By combining available support (both financial and technical) from both UNFCCC and EU, the country has been able to voluntarily incorporate the Annex I UNFCCC reporting principles, required as an EU candidate country, as much as possible within the framework of the NCs and BURs.

The level of implementation in Macedonia is evaluated as: Annex I like, Tends to Annex I like, Steps towards Annex I like, or Non Annex I.

Raising ambition

To shorten the Macedonian case story- the GHG Inventory reporting to a great extent is “Annex I like” or “Tends to Annex I like”. It meets the necessary technical conditions for ensuring sustainability since a strong focus is put on documenting essential information in a concise format, the activities and tasks are standardized and clear procedures stipulated, as well as the roles and responsibilities of all players are clearly defined. It is also publicly accessible, as the inventory database, documents and infographics are published at http://www.unfccc.org.mk/Default.aspx?LCID=229

Furthermore, many of Annex I UNFCCC reporting principles are incorporated in the Macedonian NCs and BURs. Namely, starting with the First BUR, the mitigation analyses are conceptualized through WOM (without measures), WEM (with measures) and WAM (with additional measures) scenarios. Also, as a part of the First BUR, a conceptual Monitoring, Reporting, and Verification (MRV) framework was developed including an appropriate institutional setting.

This significant progress in reporting has been recognized by the UNFCCC and several processes and tools were identified as good practices worldwide. In addition, all these achievements have contributed to capacity building in the country, both, the analytical and the capacities of policy makers and all stakeholders to respond to more demanding reporting requirements.

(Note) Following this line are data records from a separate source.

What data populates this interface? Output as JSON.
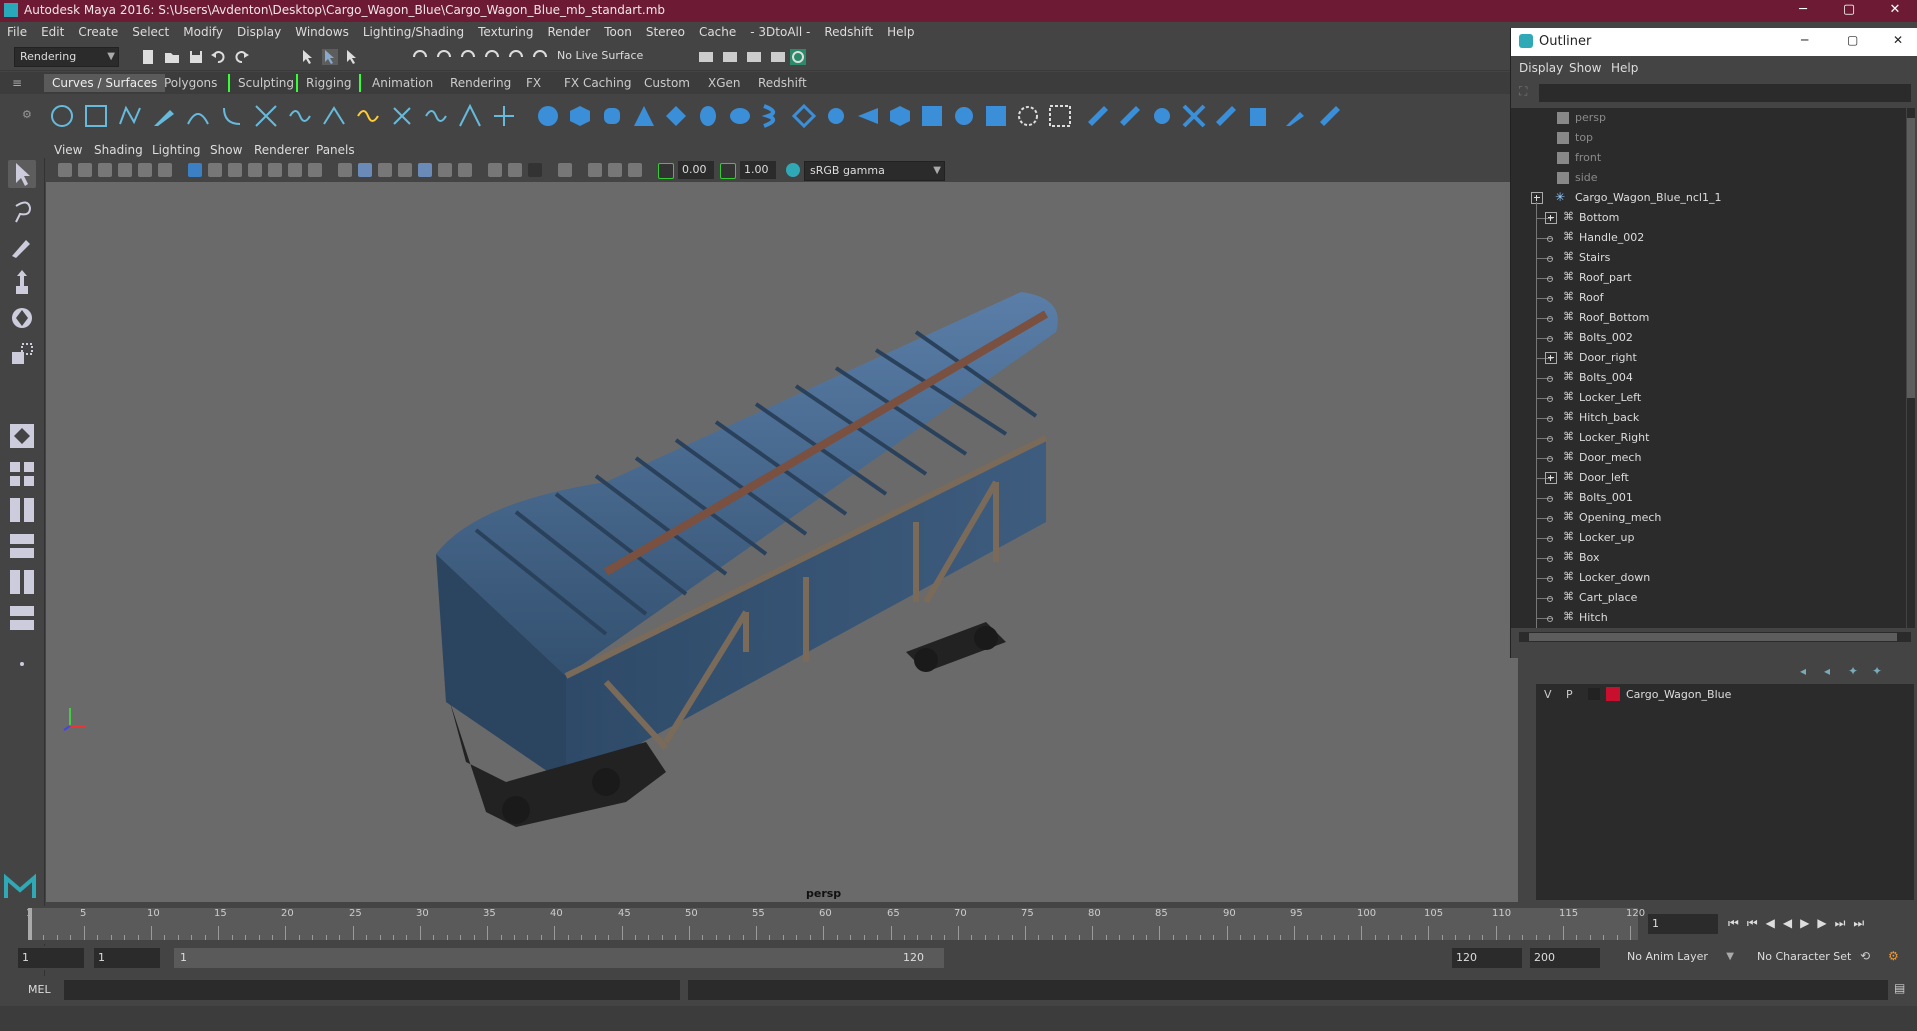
{
  "window": {
    "title": "Autodesk Maya 2016: S:\\Users\\Avdenton\\Desktop\\Cargo_Wagon_Blue\\Cargo_Wagon_Blue_mb_standart.mb",
    "min": "─",
    "max": "▢",
    "close": "✕"
  },
  "menu": [
    "File",
    "Edit",
    "Create",
    "Select",
    "Modify",
    "Display",
    "Windows",
    "Lighting/Shading",
    "Texturing",
    "Render",
    "Toon",
    "Stereo",
    "Cache",
    "- 3DtoAll -",
    "Redshift",
    "Help"
  ],
  "toolbar": {
    "mode": "Rendering",
    "live_surface": "No Live Surface"
  },
  "shelf_tabs": [
    "Curves / Surfaces",
    "Polygons",
    "Sculpting",
    "Rigging",
    "Animation",
    "Rendering",
    "FX",
    "FX Caching",
    "Custom",
    "XGen",
    "Redshift"
  ],
  "shelf_active": "Curves / Surfaces",
  "viewport": {
    "menu": [
      "View",
      "Shading",
      "Lighting",
      "Show",
      "Renderer",
      "Panels"
    ],
    "exposure": "0.00",
    "gamma": "1.00",
    "color_space": "sRGB gamma",
    "camera_label": "persp"
  },
  "outliner": {
    "title": "Outliner",
    "menu": [
      "Display",
      "Show",
      "Help"
    ],
    "cameras": [
      "persp",
      "top",
      "front",
      "side"
    ],
    "root": "Cargo_Wagon_Blue_ncl1_1",
    "children": [
      "Bottom",
      "Handle_002",
      "Stairs",
      "Roof_part",
      "Roof",
      "Roof_Bottom",
      "Bolts_002",
      "Door_right",
      "Bolts_004",
      "Locker_Left",
      "Hitch_back",
      "Locker_Right",
      "Door_mech",
      "Door_left",
      "Bolts_001",
      "Opening_mech",
      "Locker_up",
      "Box",
      "Locker_down",
      "Cart_place",
      "Hitch"
    ],
    "expandable": [
      "Bottom",
      "Door_right",
      "Door_left"
    ]
  },
  "layers": {
    "v": "V",
    "p": "P",
    "name": "Cargo_Wagon_Blue",
    "color": "#c8102e"
  },
  "timeline": {
    "ticks": [
      1,
      5,
      10,
      15,
      20,
      25,
      30,
      35,
      40,
      45,
      50,
      55,
      60,
      65,
      70,
      75,
      80,
      85,
      90,
      95,
      100,
      105,
      110,
      115,
      120
    ],
    "current_frame": "1"
  },
  "range": {
    "start": "1",
    "playback_start": "1",
    "slider_start": "1",
    "slider_end": "120",
    "playback_end": "120",
    "end": "200",
    "anim_layer": "No Anim Layer",
    "char_set": "No Character Set"
  },
  "cmdline": {
    "lang": "MEL"
  },
  "colors": {
    "title_bar": "#6d1b34",
    "accent": "#2fa9b5",
    "wagon": "#3d5a7a"
  }
}
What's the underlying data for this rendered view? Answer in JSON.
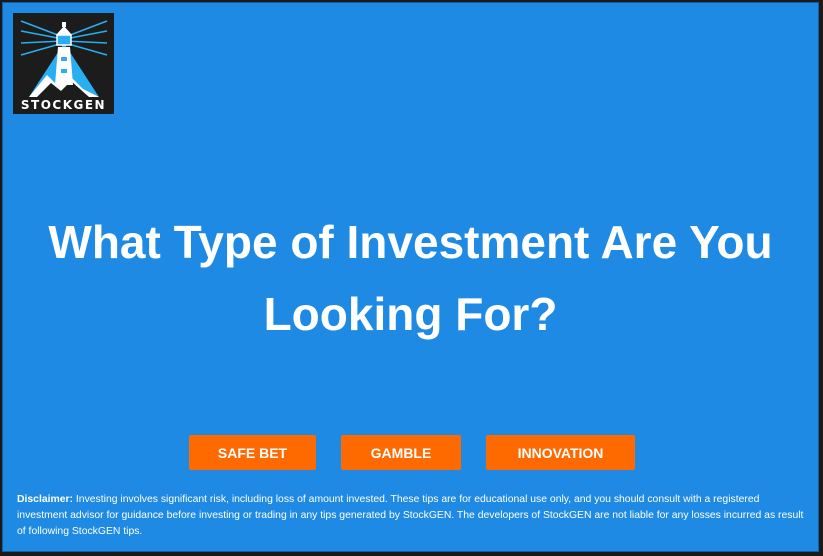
{
  "brand": {
    "name": "STOCKGEN",
    "logo_icon": "lighthouse-icon",
    "colors": {
      "logo_bg": "#1c1c1c",
      "logo_accent": "#2aaef0"
    }
  },
  "main": {
    "headline": "What Type of Investment Are You Looking For?",
    "background_color": "#1e8ae4"
  },
  "buttons": {
    "safe_bet": "SAFE BET",
    "gamble": "GAMBLE",
    "innovation": "INNOVATION",
    "color": "#ff6a00"
  },
  "disclaimer": {
    "label": "Disclaimer:",
    "text": " Investing involves significant risk, including loss of amount invested. These tips are for educational use only, and you should consult with a registered investment advisor for guidance before investing or trading in any tips generated by StockGEN. The developers of StockGEN are not liable for any losses incurred as result of following StockGEN tips."
  }
}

On the mitigation side, within the scope of the Macedonian latest Climate Change Report (2018), it is demonstrated that raising Macedonian climate change ambition is possible by implementation of 46 measures (35 measures in the Energy sector, 8 measures in Agriculture, Forestry and Other Land Use (AFOLU) and 3 measures in the Waste sector) selected from national strategic and planning documents. Moreover, approximately 80% of all emission reductions can be achieved through the implementation of ‘win-win’ measures, i.e. implementation of these measures will not only reduce emissions but ALSO create financial savings.

Summing up, the Republic of Macedonia might be small in size, but big in understanding that everybody has a role to play in combating climate change.